Alguns, por sentirem que o termo analfabeto carrega discriminação ofensiva, preferem a expressão iletrado. No entanto, essa solidariedade linguística acaba por camuflar a tortura diária de quem não sabe ler vivendo em uma sociedade letrada. Iletramento transforma a tragédia do analfabetismo em uma condição técnica — de alguém em vias de letramento. lletrado é quem aprendeu a ler, mas não lê com frequência, sem a dramaticidade de uma pessoa que, por falta de cuidados do Estado quando criança, ficou adulto incapaz de ler o que está escrito na carta de um filho distante ou nas páginas do anúncio de emprego ou o nome do remédio que deve dar a um familiar. O nome disso é analfabetismo. Iletrado é quem aprendeu a ler, mas não lê com frequência.
A prática de camuflar a tragédia de uma situação, tratando-a como etapa de um processo, se repete no uso da expressão em vias de desenvolvimento, no lugar de subdesenvolvido. Embora a antiga palavra transmitisse uma ideia de condenação ao atraso, a nova expressão oculta os círculos viciosos que mantêm as populações desses países na pobreza. Em vias de desenvolvimento sugere movimento para o progresso, quando, na prática, muitas dessas nações só mudarão sua realidade com ações concretas: revoluções econômicas, culturais e educacionais.

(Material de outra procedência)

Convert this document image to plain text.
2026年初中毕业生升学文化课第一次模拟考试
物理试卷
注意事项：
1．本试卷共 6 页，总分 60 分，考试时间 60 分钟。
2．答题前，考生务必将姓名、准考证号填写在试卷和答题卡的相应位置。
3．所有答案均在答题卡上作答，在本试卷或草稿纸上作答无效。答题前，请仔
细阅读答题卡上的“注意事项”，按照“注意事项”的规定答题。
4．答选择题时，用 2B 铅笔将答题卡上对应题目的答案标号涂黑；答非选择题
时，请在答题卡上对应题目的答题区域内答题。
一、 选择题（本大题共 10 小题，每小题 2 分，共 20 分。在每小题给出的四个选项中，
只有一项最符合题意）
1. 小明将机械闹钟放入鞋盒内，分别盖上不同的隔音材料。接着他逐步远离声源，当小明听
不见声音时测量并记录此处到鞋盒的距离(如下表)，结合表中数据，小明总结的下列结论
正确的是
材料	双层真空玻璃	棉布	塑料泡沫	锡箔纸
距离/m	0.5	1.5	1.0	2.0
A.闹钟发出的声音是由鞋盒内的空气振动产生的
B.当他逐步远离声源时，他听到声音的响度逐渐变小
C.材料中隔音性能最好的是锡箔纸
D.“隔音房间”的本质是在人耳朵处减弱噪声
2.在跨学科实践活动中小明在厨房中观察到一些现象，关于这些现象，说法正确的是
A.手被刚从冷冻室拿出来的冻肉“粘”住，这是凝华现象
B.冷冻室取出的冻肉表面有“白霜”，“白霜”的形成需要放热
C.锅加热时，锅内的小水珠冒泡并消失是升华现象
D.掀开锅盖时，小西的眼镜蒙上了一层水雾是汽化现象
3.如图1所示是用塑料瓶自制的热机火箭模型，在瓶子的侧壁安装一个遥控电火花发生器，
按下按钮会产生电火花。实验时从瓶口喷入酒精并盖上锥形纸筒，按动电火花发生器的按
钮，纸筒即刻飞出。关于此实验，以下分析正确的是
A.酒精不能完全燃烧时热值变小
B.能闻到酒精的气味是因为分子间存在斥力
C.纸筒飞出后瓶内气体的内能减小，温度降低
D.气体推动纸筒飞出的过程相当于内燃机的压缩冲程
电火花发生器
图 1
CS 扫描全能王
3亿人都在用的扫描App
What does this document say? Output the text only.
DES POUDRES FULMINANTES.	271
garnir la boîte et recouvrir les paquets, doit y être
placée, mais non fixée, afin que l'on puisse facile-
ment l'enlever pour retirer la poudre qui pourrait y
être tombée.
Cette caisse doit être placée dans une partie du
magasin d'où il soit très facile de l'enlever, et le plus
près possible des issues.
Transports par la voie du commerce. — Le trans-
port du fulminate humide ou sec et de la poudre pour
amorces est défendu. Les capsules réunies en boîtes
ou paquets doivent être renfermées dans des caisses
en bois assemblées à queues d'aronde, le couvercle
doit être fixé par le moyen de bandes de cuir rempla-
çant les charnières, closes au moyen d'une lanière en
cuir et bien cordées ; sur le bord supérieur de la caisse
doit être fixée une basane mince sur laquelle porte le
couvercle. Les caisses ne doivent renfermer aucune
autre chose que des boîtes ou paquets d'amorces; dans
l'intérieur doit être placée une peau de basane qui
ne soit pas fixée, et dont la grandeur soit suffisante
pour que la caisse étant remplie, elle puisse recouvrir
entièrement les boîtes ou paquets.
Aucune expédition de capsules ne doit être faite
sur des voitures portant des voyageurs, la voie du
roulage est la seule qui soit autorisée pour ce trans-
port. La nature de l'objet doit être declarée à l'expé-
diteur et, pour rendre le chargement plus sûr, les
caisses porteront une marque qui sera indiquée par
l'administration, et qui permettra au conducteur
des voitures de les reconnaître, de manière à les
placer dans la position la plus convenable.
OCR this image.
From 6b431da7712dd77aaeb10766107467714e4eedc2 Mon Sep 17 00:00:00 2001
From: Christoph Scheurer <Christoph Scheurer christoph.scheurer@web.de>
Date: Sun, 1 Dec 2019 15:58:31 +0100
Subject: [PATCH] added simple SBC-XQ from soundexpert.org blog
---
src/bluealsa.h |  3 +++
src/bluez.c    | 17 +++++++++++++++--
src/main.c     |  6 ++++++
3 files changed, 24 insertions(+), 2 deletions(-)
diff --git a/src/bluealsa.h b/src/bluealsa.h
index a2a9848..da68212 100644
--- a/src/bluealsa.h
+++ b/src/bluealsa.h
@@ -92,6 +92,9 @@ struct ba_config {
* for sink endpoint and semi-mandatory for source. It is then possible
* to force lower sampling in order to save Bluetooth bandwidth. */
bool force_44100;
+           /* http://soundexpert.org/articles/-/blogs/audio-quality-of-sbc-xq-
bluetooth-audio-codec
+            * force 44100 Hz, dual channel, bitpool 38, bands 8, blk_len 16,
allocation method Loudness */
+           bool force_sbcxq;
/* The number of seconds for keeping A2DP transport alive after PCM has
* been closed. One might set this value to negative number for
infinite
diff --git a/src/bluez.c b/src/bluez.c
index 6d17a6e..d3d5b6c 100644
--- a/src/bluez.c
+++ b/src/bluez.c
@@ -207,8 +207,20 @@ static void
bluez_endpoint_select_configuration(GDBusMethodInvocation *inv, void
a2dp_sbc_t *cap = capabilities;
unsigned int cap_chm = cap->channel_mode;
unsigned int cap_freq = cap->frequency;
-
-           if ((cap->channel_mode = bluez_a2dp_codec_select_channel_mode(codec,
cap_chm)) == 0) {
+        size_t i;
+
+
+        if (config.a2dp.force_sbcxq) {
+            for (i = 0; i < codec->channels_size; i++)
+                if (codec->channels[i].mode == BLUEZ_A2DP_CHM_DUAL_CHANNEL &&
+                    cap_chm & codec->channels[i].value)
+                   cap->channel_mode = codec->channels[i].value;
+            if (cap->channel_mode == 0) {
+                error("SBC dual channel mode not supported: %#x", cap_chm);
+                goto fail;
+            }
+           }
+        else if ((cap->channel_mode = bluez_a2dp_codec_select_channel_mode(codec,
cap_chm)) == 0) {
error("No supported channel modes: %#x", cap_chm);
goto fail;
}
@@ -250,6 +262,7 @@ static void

Se na África do Sul o regime do apartheid tivesse sido chamado de desigualdade racial, a vergonhosa tragédia da separação de negros e brancos teria sido diluída. É isso que se faz no Brasil ao chamar de desigualdade social à apartação que caracteriza a sociedade brasileira separando os pobres do Brasil moderno, o analfabeto de quem tem acesso à educação de qualidade, o morador de rua e de quem vive em condomínio. O abismo social transforma desigualdade em apartação, ao jogar essa expressão sob o tapete linguístico, camufla-se a realidade e alivia-se a culpa dos que causam as tragédias da escravidão, da fome, da prostituição infantil, do analfabetismo e da exclusão.